Battery electric and plug-in hybrid vehicle uptake in European cities

Tracking progress
Cities Europe

This paper analyses the electric vehicle (EV) uptake and public charging infrastructure at the local level in 2021, focusing on 48 metropolitan regions with the largest EV registrations volumes and shares in Europe.

Electric vehicle sales in Europe increased 66% in 2021 from 2020, reaching 2.3 million. Forty out of 48 metropolitan regions achieved greater EV shares than the European average of 19%. Seven metropolitan regions with more than twice the European average EV share are in Norway, Sweden, and Denmark. Southern and Central European regions had lower EV shares than the European average. Electric vehicle shares doubled in Italian, Polish, and Spanish cities from 2020 to 2021, but these countries’ EV shares remained well below the EU average. Amsterdam (31%), London (22%), Oslo (89%), and Paris (20%) reached higher levels of EV penetration than their national average in 2021.
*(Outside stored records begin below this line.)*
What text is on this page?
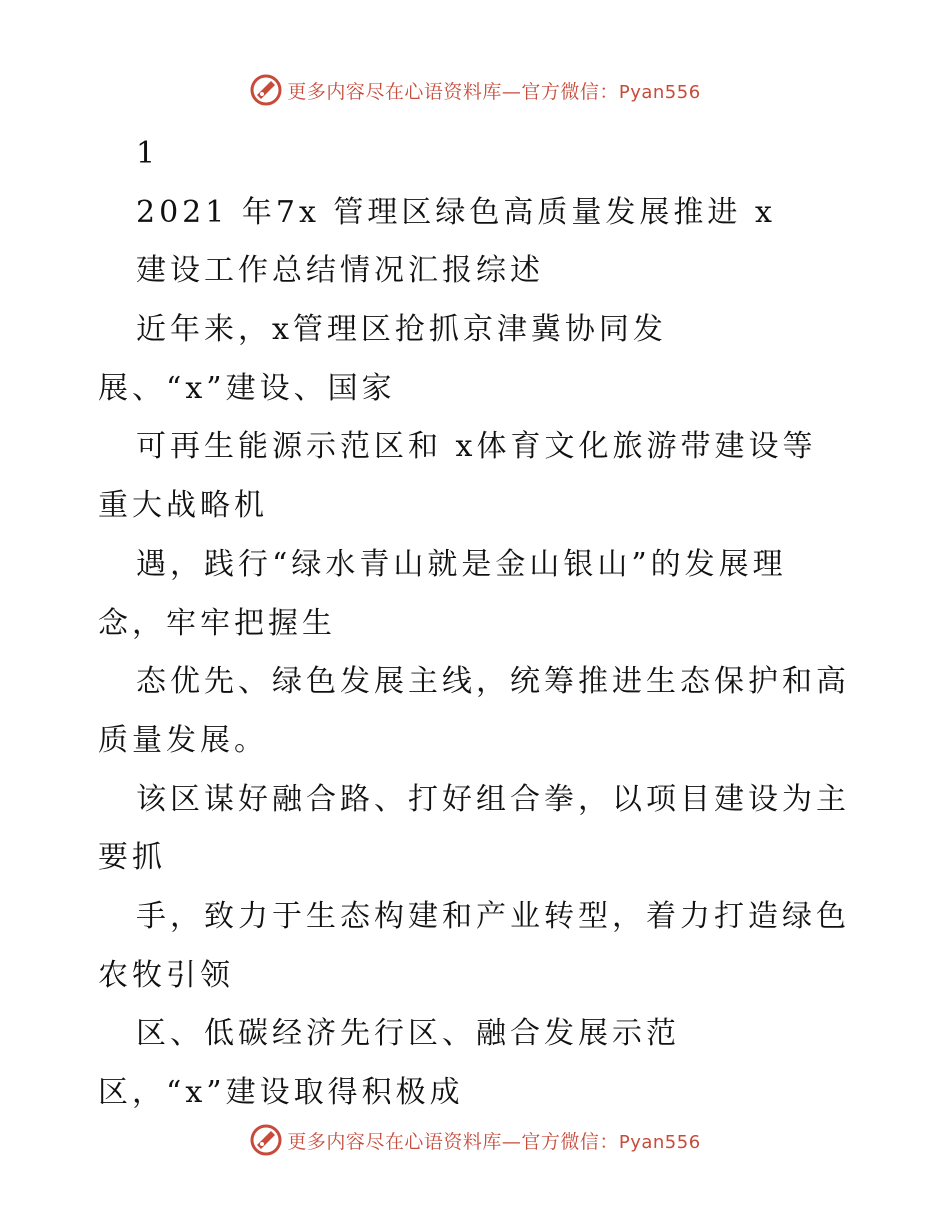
更多内容尽在心语资料库—官方微信：Pyan556
1
2021 年7x 管理区绿色高质量发展推进 x
建设工作总结情况汇报综述
近年来，x管理区抢抓京津冀协同发
展、“x”建设、国家
可再生能源示范区和 x体育文化旅游带建设等
重大战略机
遇，践行“绿水青山就是金山银山”的发展理
念，牢牢把握生
态优先、绿色发展主线，统筹推进生态保护和高
质量发展。
该区谋好融合路、打好组合拳，以项目建设为主
要抓
手，致力于生态构建和产业转型，着力打造绿色
农牧引领
区、低碳经济先行区、融合发展示范
区，“x”建设取得积极成
更多内容尽在心语资料库—官方微信：Pyan556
Public chargers in Europe rose to almost 400,000 in 2021, measuring 53% growth from 2020. However, significant disparities remain among the 48 metropolitan regions studied. Norway and the Netherlands have higher public charger densities correlated with their EV shares. Amsterdam and Utrecht also have a large share of normal AC public chargers (98%), with the lowest ratio of EVs per public charger.

National and local governments in Europe have adopted policies intended to spur the deployment of EVs and charging infrastructure. A growing number of governments have set 100% zero-emission vehicle sales targets. Purchase subsidies at the national and local levels reduce the cost of buying EVs among early adopters. Rolling out public charging infrastructure can increase convenience and remedy range anxiety, especially before the EV market matures. As of June 2022, ten European cities plan to implement zero-emission zones by 2030, restricting access to polluting vehicles to designated zones in metropolitan regions. Paris plans to extend its city-wide low-emission zone to a zero-emission zone by 2030, affecting all vehicle types. Although most cities are in the initial stages of planning, the growth in EV shares in these cities indicate that these policies could potentially accelerate transportation electrification.